Batman invests all of his time, money, and energy into fighting crime, but it is a never ending battle. Eventually it will kill him, like it did Hamlet. The question is when. The real enemy is the system he protects and, like Hamlet, he can't see it. He just keeps on fighting. Both characters are noble in the classic sense, but neither are heroes either. They are fighting irrelevant ghosts. For Batman to truly win and avenge his parents death he must fight homelessness, poverty, debt, and bad education (but he can still chill with jewel theives), and work to end the grip that capitalism has on Gotham. It was poverty that created corruption and crime in Gotham and only the end of poverty will bring peace to Bruce Wayne/Batman.
Unfortunately for Bruce and Hamlet they will never attain their goals. Batman will never show Gotham what it can be until he realizes what it shouldn't be. Justice will only come through systemic change in Gotham. That Batman doesn't realize this is as tragic as Hamlet's spiral downward throughout Shakespeare's work. Batman is doomed to never quite comprehend what his first love understood about justice; it is actually found in harmony as opposed to revenge.
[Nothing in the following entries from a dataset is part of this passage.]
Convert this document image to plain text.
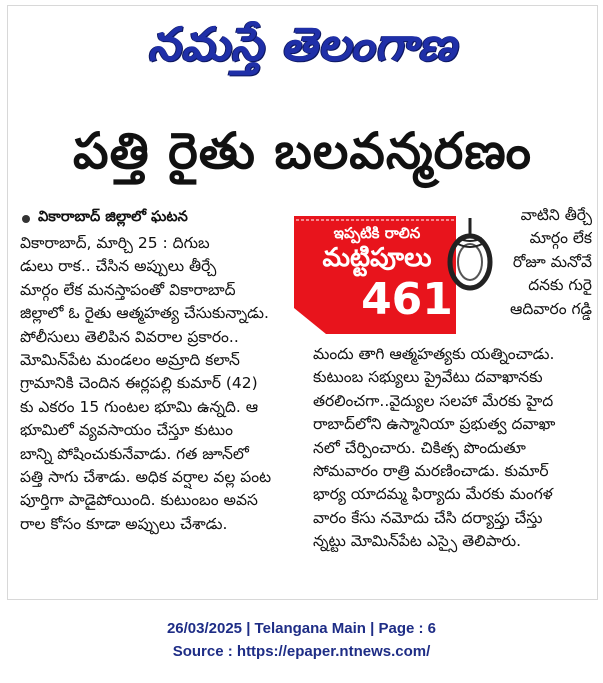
నమస్తే తెలంగాణ
పత్తి రైతు బలవన్మరణం
వికారాబాద్ జిల్లాలో ఘటన
వికారాబాద్, మార్చి 25 : దిగుబ
డులు రాక.. చేసిన అప్పులు తీర్చే
మార్గం లేక మనస్తాపంతో వికారాబాద్
జిల్లాలో ఓ రైతు ఆత్మహత్య చేసుకున్నాడు.
పోలీసులు తెలిపిన వివరాల ప్రకారం..
మోమిన్‌పేట మండలం అమ్రాది కలాన్
గ్రామానికి చెందిన ఈర్లపల్లి కుమార్ (42)
కు ఎకరం 15 గుంటల భూమి ఉన్నది. ఆ
భూమిలో వ్యవసాయం చేస్తూ కుటుం
బాన్ని పోషించుకునేవాడు. గత జూన్‌లో
పత్తి సాగు చేశాడు. అధిక వర్షాల వల్ల పంట
పూర్తిగా పాడైపోయింది. కుటుంబం అవస
రాల కోసం కూడా అప్పులు చేశాడు.
ఇప్పటికి రాలిన
మట్టిపూలు
461
వాటిని తీర్చే
మార్గం లేక
రోజూ మనోవే
దనకు గురై
ఆదివారం గడ్డి
మందు తాగి ఆత్మహత్యకు యత్నించాడు.
కుటుంబ సభ్యులు ప్రైవేటు దవాఖానకు
తరలించగా..వైద్యుల సలహా మేరకు హైద
రాబాద్‌లోని ఉస్మానియా ప్రభుత్వ దవాఖా
నలో చేర్పించారు. చికిత్స పొందుతూ
సోమవారం రాత్రి మరణించాడు. కుమార్
భార్య యాదమ్మ ఫిర్యాదు మేరకు మంగళ
వారం కేసు నమోదు చేసి దర్యాప్తు చేస్తు
న్నట్టు మోమిన్‌పేట ఎస్సై తెలిపారు.
26/03/2025 | Telangana Main | Page : 6
Source : https://epaper.ntnews.com/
None of this should diminish the truth that Batman (and Hamlet) are bad ass, human characters who are fighting very real personal battles on the inside and out. I just think that Bob Kane may have been a Red trying to communicate the futility of consumption capitalism as the basis for a fulfilling life by depicting the never ending battles that Batman must face.
UPDATED December 4th, 2012:
Regarding a discussion of whether Batman is in fact just a rich, capitalist, fascist who beats up on the poor of Gotham: The idea of superheroes in general can be seen as anti-democratic (who watches the watchmen?). It is the (literal) concentration of power in an individual who controls the fate of cities and worlds. Only the truly lucky few magical-alien-rich-science-wizards share in the power in these worlds. I don't think Batman is unique in this regard. I think that this notion of concentrated power is only magnified in Batman, perhaps, because he has no superpowers (only money, skills, and serious vehicles) which makes him seem closer to reality. (Christopher) Nolan's films, which keep the magical and supernatural at a safe distance, also put these stories of an individual wielding too much power in the realm of the "real" and therefore politically relevant in terms of his actions. Because the films do a good job of portraying a "realistic" Batman, we begin to analyze the obvious problems that such a character poses for Leftist activists and thinkers. Many of these issues are discussed in Frank Miller's "The Dark Knight Returns" I just think it is also important to think about this in the context of all the beloved and deeply violent characters out there (superman, spiderman, x men - who carry a great anti-hate message -, knights, terminators, the lion king…). Critical thought and media literacy are of vital importance in order to be able to escape into lalaland, even masked vigilante counter-revolutionary lalaland.